The proposed criteria for introduction of external management are the following:

  • The foreign company or person connected with hostile states [2] (including if such a person has citizenship of these states or registered/has its place of business there) is a controlling person or owns 25% or more of the voting stocks or shares;
  • The balance value of the company’s assets is more than 1 billion rubles and/or the average number of employees exceeds 100 persons.

The draft law includes two grounds, each of which is sufficient to apply for introduction of external management:

  • The company’s management left the company without any administration contrary to its economic interest after 24 February 2022;
  • After 24 February 2022 the company’s management has taken actions resulted in unjustified termination of business, liquidation or bankruptcy (for instance, publicly announced suspension of its business activities in Russia at the absence of obvious economic grounds for this, terminated essential contracts, sent notices of reduction to more than one third employees).

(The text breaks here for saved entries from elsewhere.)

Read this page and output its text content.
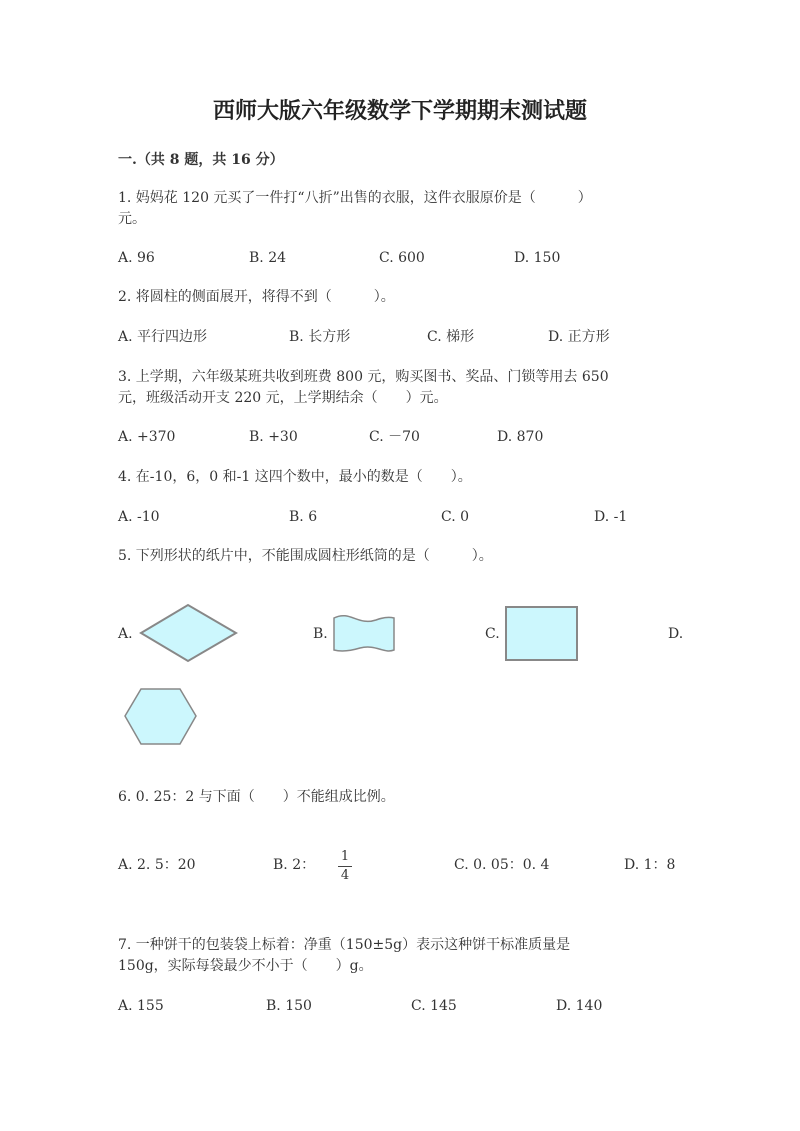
西师大版六年级数学下学期期末测试题
一.（共 8 题，共 16 分）
1. 妈妈花 120 元买了一件打“八折”出售的衣服，这件衣服原价是（　　　）
元。
A. 96	B. 24	C. 600	D. 150
2. 将圆柱的侧面展开，将得不到（　　　）。
A. 平行四边形	B. 长方形	C. 梯形	D. 正方形
3. 上学期，六年级某班共收到班费 800 元，购买图书、奖品、门锁等用去 650
元，班级活动开支 220 元，上学期结余（　　）元。
A. +370	B. +30	C. －70	D. 870
4. 在-10，6，0 和-1 这四个数中，最小的数是（　　）。
A. -10	B. 6	C. 0	D. -1
5. 下列形状的纸片中，不能围成圆柱形纸筒的是（　　　）。
A.	B.	C.	D.
6. 0. 25：2 与下面（　　）不能组成比例。
A. 2. 5：20	B. 2：
1
4
C. 0. 05：0. 4	D. 1：8
7. 一种饼干的包装袋上标着：净重（150±5g）表示这种饼干标准质量是
150g，实际每袋最少不小于（　　）g。
A. 155	B. 150	C. 145	D. 140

External administration is introduced for a period of 3 to 6 months by a court judgement, which must be taken no later than 7 days after the court accepts the application. The court can also take interim measures in the form of freezing such business decisions as disposal of shares, dismissal of employees etc.

In order to continue the business activities of the company, a mandatory procedure for the replacement of assets should take place. Under this procedure all the property of the company is transferred to a specially established business entity which sole participant is the company itself.
The external administration is obliged to apply for compulsory liquidation or bankruptcy. The share or stocks of the company to which all the property was transferred are subject to sale at auction.

[1] The Russian government will take measures to support employment in connection with the leaving of foreign companies from the Russian market

[2] The list of hostile foreign states was approved by Decree of the Government of the Russian Federation dated 5 March 2022 No. 430-r and as of 17 March 2022 includes such countries as Australia, Albania, Andorra, Great Britain (including the island of Jersey and controlled overseas territories - the island of Anguilla , British Virgin Islands, Gibraltar), EU Member States, Iceland, Canada, Liechtenstein, Micronesia, Monaco, New Zealand, Norway, Republic of Korea, San Marino, North Macedonia, Singapore, USA, Taiwan (China), Ukraine, Montenegro, Switzerland, Japan.